Scrolling is often done on a computer by the CPU or a graphics card. In a WIMP-style graphical user interface, scrolling is done with the help of a scrollbar or using keyboard shortcuts, often the arrow keys. Scrolling is often a key feature in text user interfaces and command line interfaces, though some older computer terminals used a paging mode instead, akin to flipping through a series of pages in a book, usually using the PgUp/PgDn keys or the space bar. computer mice may also have a scroll wheel, which scrolls text vertically when rolled. (Macintoshs have scroll balls that scroll in any direction.) Software such as Adobe Reader can also be scrolled with the hand tool. In this case, the document is dragged and moved around like a piece of paper.

Other PC mouse scrolling is available, although function varies widely between software applications. Some scroll wheels can be pressed down, functioning like a button. Depending on the software, this allows scrolling in both the horizontal and vertical directions by dragging in the direction desired; when the mouse is moved to the original position, scrolling stops. A few scroll wheels can also be tilted, scrolling horizontally in one direction until released.

If any content is too wide to fit on a display, horizontal scrolling is required to view all of it. In applications like graphics and spreadsheets, the content often has a 2D structure, and horizontal scrolling can be useful and necessary.

One-dimensional content

Plain text is essentially linear, it does not have a 2D structure. For text in most scripts (with line-by-line ordering of characters on horizontal lines, as opposed to vertical writing), horizontal scrolling is much more inconvenient than vertical scrolling, because when reading the text in order, back-and-forth scrolling is needed for every line, as opposed to vertical scrolling, which is needed only after reading a whole window or column of text.

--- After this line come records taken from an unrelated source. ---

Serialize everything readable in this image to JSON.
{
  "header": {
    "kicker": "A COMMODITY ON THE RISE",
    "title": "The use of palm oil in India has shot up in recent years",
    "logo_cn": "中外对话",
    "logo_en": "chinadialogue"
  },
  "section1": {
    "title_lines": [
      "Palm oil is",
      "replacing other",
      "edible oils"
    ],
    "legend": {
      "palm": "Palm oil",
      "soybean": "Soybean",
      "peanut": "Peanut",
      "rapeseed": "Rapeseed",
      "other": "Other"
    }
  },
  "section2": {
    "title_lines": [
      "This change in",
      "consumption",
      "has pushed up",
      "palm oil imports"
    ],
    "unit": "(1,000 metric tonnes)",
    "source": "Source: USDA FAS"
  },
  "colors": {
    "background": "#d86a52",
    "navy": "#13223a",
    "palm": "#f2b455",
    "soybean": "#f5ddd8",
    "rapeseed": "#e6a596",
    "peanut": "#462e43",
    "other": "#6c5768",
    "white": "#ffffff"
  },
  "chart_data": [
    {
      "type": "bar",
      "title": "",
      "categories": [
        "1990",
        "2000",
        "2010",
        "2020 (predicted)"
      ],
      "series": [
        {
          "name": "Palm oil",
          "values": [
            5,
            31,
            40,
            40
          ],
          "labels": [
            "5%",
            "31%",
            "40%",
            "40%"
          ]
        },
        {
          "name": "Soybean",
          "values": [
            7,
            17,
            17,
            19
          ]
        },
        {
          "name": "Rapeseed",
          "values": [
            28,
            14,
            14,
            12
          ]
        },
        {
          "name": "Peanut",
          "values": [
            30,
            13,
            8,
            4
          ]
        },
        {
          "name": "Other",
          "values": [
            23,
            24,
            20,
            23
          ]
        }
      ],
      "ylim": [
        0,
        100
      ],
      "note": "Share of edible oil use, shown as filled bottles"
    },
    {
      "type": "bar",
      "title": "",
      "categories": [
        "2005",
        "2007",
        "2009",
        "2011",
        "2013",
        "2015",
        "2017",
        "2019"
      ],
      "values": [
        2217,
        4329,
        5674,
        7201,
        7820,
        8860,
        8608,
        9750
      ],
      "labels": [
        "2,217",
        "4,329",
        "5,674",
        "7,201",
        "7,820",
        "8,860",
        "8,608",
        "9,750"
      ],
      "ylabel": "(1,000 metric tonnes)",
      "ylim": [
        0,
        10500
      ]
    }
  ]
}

A web browser normally places as many words in a single line as will fit the width of the browser window. Special HTML-code may instruct the browser to divide the window into columns, in which case it places as many words in a single line as will fit the width of the column.

Demos

Scrolling texts, also referred to as scrolltexts or scrollers, were an integral feature of the majority of the demos written for home computers in the 1980s. They were particularly important in crack intros programmed by software crackers, where they were used to convey messages between groups involved in the activity.

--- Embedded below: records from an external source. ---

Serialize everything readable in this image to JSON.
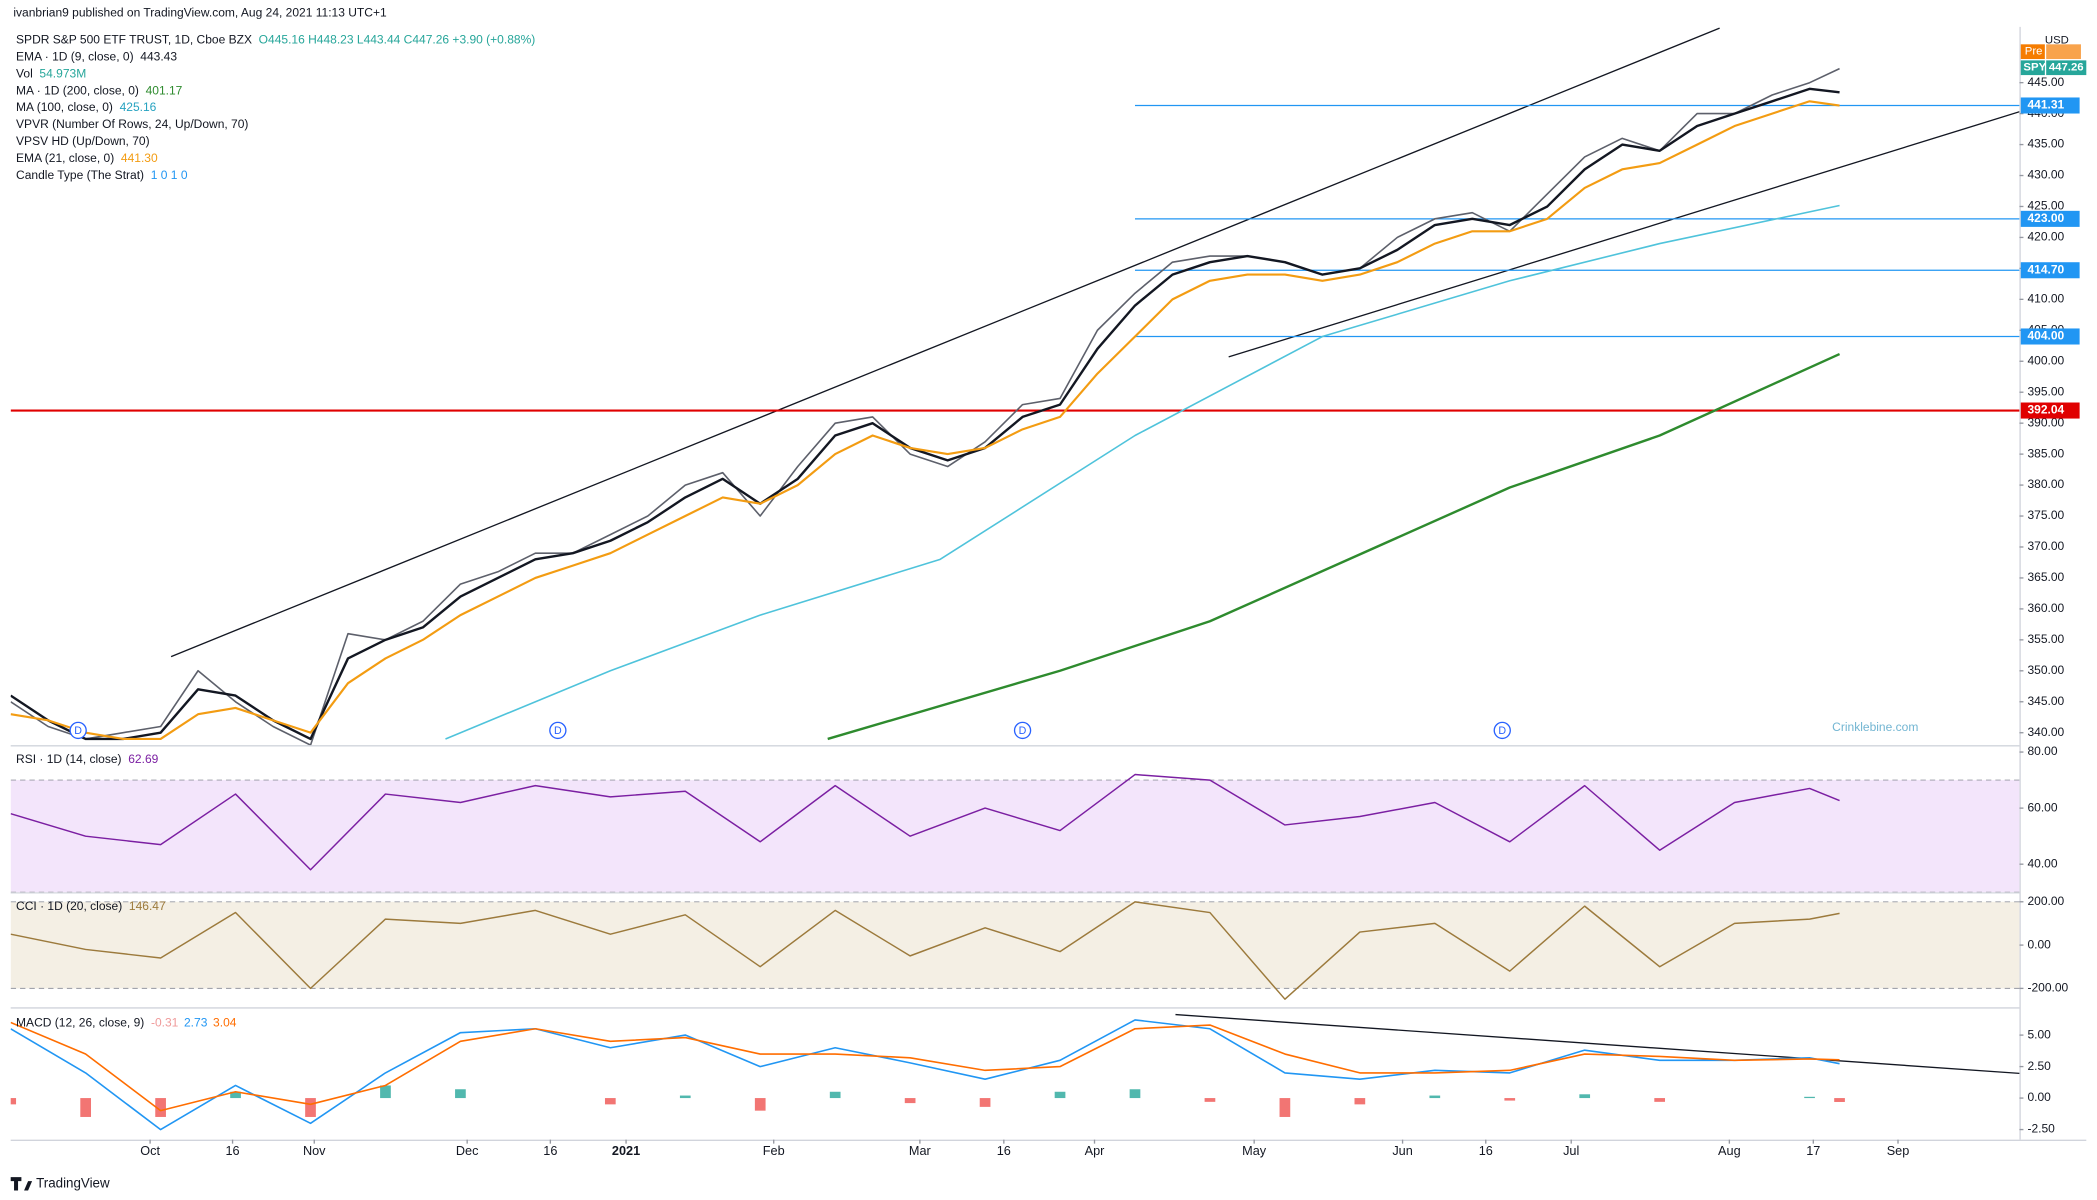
{
  "published": "ivanbrian9 published on TradingView.com, Aug 24, 2021 11:13 UTC+1",
  "brand": "TradingView",
  "watermark": "Crinklebine.com",
  "currency": "USD",
  "badges": [
    {
      "label": "Pre",
      "color": "#f57c00"
    },
    {
      "label": "SPY",
      "color": "#26a69a"
    },
    {
      "label": "447.26",
      "color": "#26a69a"
    }
  ],
  "chart_data": [
    {
      "type": "line",
      "xlim": [
        0,
        268
      ],
      "ylim": [
        338,
        454
      ],
      "yticks": [
        {
          "value": 445,
          "label": "445.00"
        },
        {
          "value": 440,
          "label": "440.00"
        },
        {
          "value": 435,
          "label": "435.00"
        },
        {
          "value": 430,
          "label": "430.00"
        },
        {
          "value": 425,
          "label": "425.00"
        },
        {
          "value": 420,
          "label": "420.00"
        },
        {
          "value": 415,
          "label": "415.00"
        },
        {
          "value": 410,
          "label": "410.00"
        },
        {
          "value": 405,
          "label": "405.00"
        },
        {
          "value": 400,
          "label": "400.00"
        },
        {
          "value": 395,
          "label": "395.00"
        },
        {
          "value": 390,
          "label": "390.00"
        },
        {
          "value": 385,
          "label": "385.00"
        },
        {
          "value": 380,
          "label": "380.00"
        },
        {
          "value": 375,
          "label": "375.00"
        },
        {
          "value": 370,
          "label": "370.00"
        },
        {
          "value": 365,
          "label": "365.00"
        },
        {
          "value": 360,
          "label": "360.00"
        },
        {
          "value": 355,
          "label": "355.00"
        },
        {
          "value": 350,
          "label": "350.00"
        },
        {
          "value": 345,
          "label": "345.00"
        },
        {
          "value": 340,
          "label": "340.00"
        }
      ],
      "xticks": [
        {
          "value": 18.6,
          "label": "Oct"
        },
        {
          "value": 29.6,
          "label": "16"
        },
        {
          "value": 40.5,
          "label": "Nov"
        },
        {
          "value": 60.9,
          "label": "Dec"
        },
        {
          "value": 72,
          "label": "16"
        },
        {
          "value": 82.1,
          "label": "2021"
        },
        {
          "value": 101.8,
          "label": "Feb"
        },
        {
          "value": 121.3,
          "label": "Mar"
        },
        {
          "value": 132.5,
          "label": "16"
        },
        {
          "value": 144.6,
          "label": "Apr"
        },
        {
          "value": 165.9,
          "label": "May"
        },
        {
          "value": 185.7,
          "label": "Jun"
        },
        {
          "value": 196.8,
          "label": "16"
        },
        {
          "value": 208.2,
          "label": "Jul"
        },
        {
          "value": 229.3,
          "label": "Aug"
        },
        {
          "value": 240.5,
          "label": "17"
        },
        {
          "value": 251.8,
          "label": "Sep"
        }
      ],
      "x": [
        0,
        5,
        10,
        15,
        20,
        25,
        30,
        35,
        40,
        45,
        50,
        55,
        60,
        65,
        70,
        75,
        80,
        85,
        90,
        95,
        100,
        105,
        110,
        115,
        120,
        125,
        130,
        135,
        140,
        145,
        150,
        155,
        160,
        165,
        170,
        175,
        180,
        185,
        190,
        195,
        200,
        205,
        210,
        215,
        220,
        225,
        230,
        235,
        240,
        244
      ],
      "series": [
        {
          "name": "SPY",
          "color": "#5d606b",
          "width": 1.2,
          "values": [
            345,
            341,
            339,
            340,
            341,
            350,
            345,
            341,
            338,
            356,
            355,
            358,
            364,
            366,
            369,
            369,
            372,
            375,
            380,
            382,
            375,
            383,
            390,
            391,
            385,
            383,
            387,
            393,
            394,
            405,
            411,
            416,
            417,
            417,
            416,
            414,
            415,
            420,
            423,
            424,
            421,
            427,
            433,
            436,
            434,
            440,
            440,
            443,
            445,
            447.26
          ]
        },
        {
          "name": "EMA 9",
          "color": "#131722",
          "width": 1.8,
          "values": [
            346,
            342,
            339,
            339,
            340,
            347,
            346,
            342,
            339,
            352,
            355,
            357,
            362,
            365,
            368,
            369,
            371,
            374,
            378,
            381,
            377,
            381,
            388,
            390,
            386,
            384,
            386,
            391,
            393,
            402,
            409,
            414,
            416,
            417,
            416,
            414,
            415,
            418,
            422,
            423,
            422,
            425,
            431,
            435,
            434,
            438,
            440,
            442,
            444,
            443.43
          ]
        },
        {
          "name": "EMA 21",
          "color": "#f39c12",
          "width": 1.6,
          "values": [
            343,
            342,
            340,
            339,
            339,
            343,
            344,
            342,
            340,
            348,
            352,
            355,
            359,
            362,
            365,
            367,
            369,
            372,
            375,
            378,
            377,
            380,
            385,
            388,
            386,
            385,
            386,
            389,
            391,
            398,
            404,
            410,
            413,
            414,
            414,
            413,
            414,
            416,
            419,
            421,
            421,
            423,
            428,
            431,
            432,
            435,
            438,
            440,
            442,
            441.3
          ]
        },
        {
          "name": "MA 100",
          "color": "#4fc3db",
          "width": 1.2,
          "x": [
            58,
            80,
            100,
            124,
            150,
            175,
            200,
            220,
            244
          ],
          "values": [
            339,
            350,
            359,
            368,
            388,
            404,
            413,
            419,
            425.16
          ]
        },
        {
          "name": "MA 200",
          "color": "#2e8b2e",
          "width": 1.8,
          "x": [
            109,
            140,
            160,
            200,
            220,
            244
          ],
          "values": [
            339,
            350,
            358,
            379.6,
            388,
            401.17
          ]
        }
      ],
      "trendlines": [
        {
          "x": [
            21.4,
            228
          ],
          "y": [
            352.3,
            453.8
          ],
          "color": "#131722"
        },
        {
          "x": [
            162.5,
            268
          ],
          "y": [
            400.7,
            440.3
          ],
          "color": "#131722"
        }
      ],
      "levels": [
        {
          "value": 441.31,
          "label": "441.31",
          "color": "#2196f3"
        },
        {
          "value": 423.0,
          "label": "423.00",
          "color": "#2196f3"
        },
        {
          "value": 414.7,
          "label": "414.70",
          "color": "#2196f3"
        },
        {
          "value": 404.0,
          "label": "404.00",
          "color": "#2196f3"
        },
        {
          "value": 392.04,
          "label": "392.04",
          "color": "#e00000"
        }
      ],
      "dividends": {
        "label": "D",
        "x": [
          9,
          73,
          135,
          199
        ]
      },
      "legend": [
        {
          "label": "SPDR S&P 500 ETF TRUST, 1D, Cboe BZX",
          "value": "O445.16 H448.23 L443.44 C447.26 +3.90 (+0.88%)",
          "color": "#26a69a"
        },
        {
          "label": "EMA · 1D (9, close, 0)",
          "value": "443.43",
          "color": "#131722"
        },
        {
          "label": "Vol",
          "value": "54.973M",
          "color": "#26a69a"
        },
        {
          "label": "MA · 1D (200, close, 0)",
          "value": "401.17",
          "color": "#2e8b2e"
        },
        {
          "label": "MA (100, close, 0)",
          "value": "425.16",
          "color": "#26a2c0"
        },
        {
          "label": "VPVR (Number Of Rows, 24, Up/Down, 70)"
        },
        {
          "label": "VPSV HD (Up/Down, 70)"
        },
        {
          "label": "EMA (21, close, 0)",
          "value": "441.30",
          "color": "#f39c12"
        },
        {
          "label": "Candle Type (The Strat)",
          "value": "1 0 1 0",
          "color": "#2196f3"
        }
      ]
    },
    {
      "type": "line",
      "xlim": [
        0,
        268
      ],
      "ylim": [
        30,
        82
      ],
      "band": [
        30,
        70
      ],
      "band_color": "#f3e5fb",
      "yticks": [
        {
          "value": 80,
          "label": "80.00"
        },
        {
          "value": 60,
          "label": "60.00"
        },
        {
          "value": 40,
          "label": "40.00"
        }
      ],
      "x": [
        0,
        10,
        20,
        30,
        40,
        50,
        60,
        70,
        80,
        90,
        100,
        110,
        120,
        130,
        140,
        150,
        160,
        170,
        180,
        190,
        200,
        210,
        220,
        230,
        240,
        244
      ],
      "series": [
        {
          "name": "RSI",
          "color": "#7b1fa2",
          "width": 1.1,
          "values": [
            58,
            50,
            47,
            65,
            38,
            65,
            62,
            68,
            64,
            66,
            48,
            68,
            50,
            60,
            52,
            72,
            70,
            54,
            57,
            62,
            48,
            68,
            45,
            62,
            67,
            62.69
          ]
        }
      ],
      "legend": [
        {
          "label": "RSI · 1D (14, close)",
          "value": "62.69",
          "color": "#7b1fa2"
        }
      ]
    },
    {
      "type": "line",
      "xlim": [
        0,
        268
      ],
      "ylim": [
        -287,
        238
      ],
      "band": [
        -200,
        200
      ],
      "band_color": "#f4efe4",
      "yticks": [
        {
          "value": 200,
          "label": "200.00"
        },
        {
          "value": 0,
          "label": "0.00"
        },
        {
          "value": -200,
          "label": "-200.00"
        }
      ],
      "x": [
        0,
        10,
        20,
        30,
        40,
        50,
        60,
        70,
        80,
        90,
        100,
        110,
        120,
        130,
        140,
        150,
        160,
        170,
        180,
        190,
        200,
        210,
        220,
        230,
        240,
        244
      ],
      "series": [
        {
          "name": "CCI",
          "color": "#9c7a3c",
          "width": 1.1,
          "values": [
            50,
            -20,
            -60,
            150,
            -200,
            120,
            100,
            160,
            50,
            140,
            -100,
            160,
            -50,
            80,
            -30,
            200,
            150,
            -250,
            60,
            100,
            -120,
            180,
            -100,
            100,
            120,
            146.47
          ]
        }
      ],
      "legend": [
        {
          "label": "CCI · 1D (20, close)",
          "value": "146.47",
          "color": "#9c7a3c"
        }
      ]
    },
    {
      "type": "line",
      "xlim": [
        0,
        268
      ],
      "ylim": [
        -3.3,
        7
      ],
      "yticks": [
        {
          "value": 5,
          "label": "5.00"
        },
        {
          "value": 2.5,
          "label": "2.50"
        },
        {
          "value": 0,
          "label": "0.00"
        },
        {
          "value": -2.5,
          "label": "-2.50"
        }
      ],
      "x": [
        0,
        10,
        20,
        30,
        40,
        50,
        60,
        70,
        80,
        90,
        100,
        110,
        120,
        130,
        140,
        150,
        160,
        170,
        180,
        190,
        200,
        210,
        220,
        230,
        240,
        244
      ],
      "series": [
        {
          "name": "Histogram",
          "kind": "bar",
          "color": "#26a69a",
          "negative_color": "#ef5350",
          "values": [
            -0.5,
            -1.5,
            -1.5,
            0.5,
            -1.5,
            1,
            0.7,
            0,
            -0.5,
            0.2,
            -1,
            0.5,
            -0.4,
            -0.7,
            0.5,
            0.7,
            -0.3,
            -1.5,
            -0.5,
            0.2,
            -0.2,
            0.3,
            -0.3,
            0,
            0.1,
            -0.31
          ]
        },
        {
          "name": "MACD",
          "color": "#2196f3",
          "width": 1.2,
          "values": [
            5.5,
            2,
            -2.5,
            1,
            -2,
            2,
            5.2,
            5.5,
            4,
            5,
            2.5,
            4,
            2.8,
            1.5,
            3,
            6.2,
            5.5,
            2,
            1.5,
            2.2,
            2,
            3.8,
            3,
            3,
            3.2,
            2.73
          ]
        },
        {
          "name": "Signal",
          "color": "#ff6d00",
          "width": 1.2,
          "values": [
            6,
            3.5,
            -1,
            0.5,
            -0.5,
            1,
            4.5,
            5.5,
            4.5,
            4.8,
            3.5,
            3.5,
            3.2,
            2.2,
            2.5,
            5.5,
            5.8,
            3.5,
            2,
            2,
            2.2,
            3.5,
            3.3,
            3,
            3.1,
            3.04
          ]
        }
      ],
      "trendlines": [
        {
          "x": [
            155.4,
            268
          ],
          "y": [
            6.63,
            1.96
          ],
          "color": "#131722"
        }
      ],
      "legend": [
        {
          "label": "MACD (12, 26, close, 9)",
          "value": "-0.31",
          "color": "#ef9a9a"
        },
        {
          "value": "2.73",
          "color": "#2196f3"
        },
        {
          "value": "3.04",
          "color": "#ff6d00"
        }
      ]
    }
  ]
}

Many scrollers were plain horizontal scrollers, but demo coders also paid a lot of attention in finding new and different types of scrolling. The characters could, for example, continuously alter their shape, take unusual flying paths or incorporate color effects such as raster bars.

Movies

One of the most famous scrolling texts in movies is the Star Wars opening crawl. The text appears at the bottom of the screen and slowly moves upwards and into the distance as the audience reads it.

Television

Scrolling is commonly used to display the credits at the end of television shows.

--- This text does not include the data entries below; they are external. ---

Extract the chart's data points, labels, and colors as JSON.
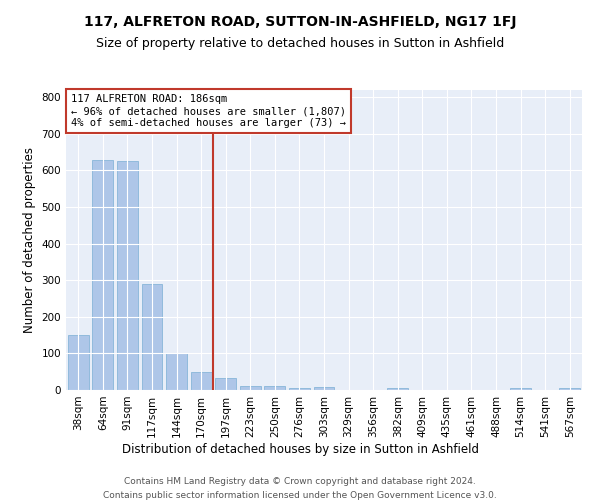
{
  "title": "117, ALFRETON ROAD, SUTTON-IN-ASHFIELD, NG17 1FJ",
  "subtitle": "Size of property relative to detached houses in Sutton in Ashfield",
  "xlabel": "Distribution of detached houses by size in Sutton in Ashfield",
  "ylabel": "Number of detached properties",
  "footer1": "Contains HM Land Registry data © Crown copyright and database right 2024.",
  "footer2": "Contains public sector information licensed under the Open Government Licence v3.0.",
  "bar_labels": [
    "38sqm",
    "64sqm",
    "91sqm",
    "117sqm",
    "144sqm",
    "170sqm",
    "197sqm",
    "223sqm",
    "250sqm",
    "276sqm",
    "303sqm",
    "329sqm",
    "356sqm",
    "382sqm",
    "409sqm",
    "435sqm",
    "461sqm",
    "488sqm",
    "514sqm",
    "541sqm",
    "567sqm"
  ],
  "bar_values": [
    150,
    630,
    625,
    290,
    100,
    48,
    32,
    12,
    11,
    5,
    8,
    0,
    0,
    5,
    0,
    0,
    0,
    0,
    5,
    0,
    5
  ],
  "bar_color": "#aec6e8",
  "bar_edge_color": "#7aafd4",
  "background_color": "#e8eef8",
  "grid_color": "#ffffff",
  "vline_color": "#c0392b",
  "annotation_text": "117 ALFRETON ROAD: 186sqm\n← 96% of detached houses are smaller (1,807)\n4% of semi-detached houses are larger (73) →",
  "annotation_box_color": "#c0392b",
  "ylim": [
    0,
    820
  ],
  "yticks": [
    0,
    100,
    200,
    300,
    400,
    500,
    600,
    700,
    800
  ],
  "title_fontsize": 10,
  "subtitle_fontsize": 9,
  "axis_label_fontsize": 8.5,
  "tick_fontsize": 7.5,
  "annotation_fontsize": 7.5,
  "footer_fontsize": 6.5,
  "vline_x_pos": 5.5
}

Scrolling is also used in television news when a news ticker is employed, scrolling news stories horizontally across the bottom of the screen.

Video games

In computer and video games, scrolling of a playing field allows the player to control an object in a large contiguous area. Super Bug pioneered this method. Parallax scrolling, which was first featured in Moon Patrol, involves several semi-transparent layers, which scroll on top of each other at varying rates in order to give the illusion of depth.

A previously much used alternative to video game scrolling is the flip-screen method.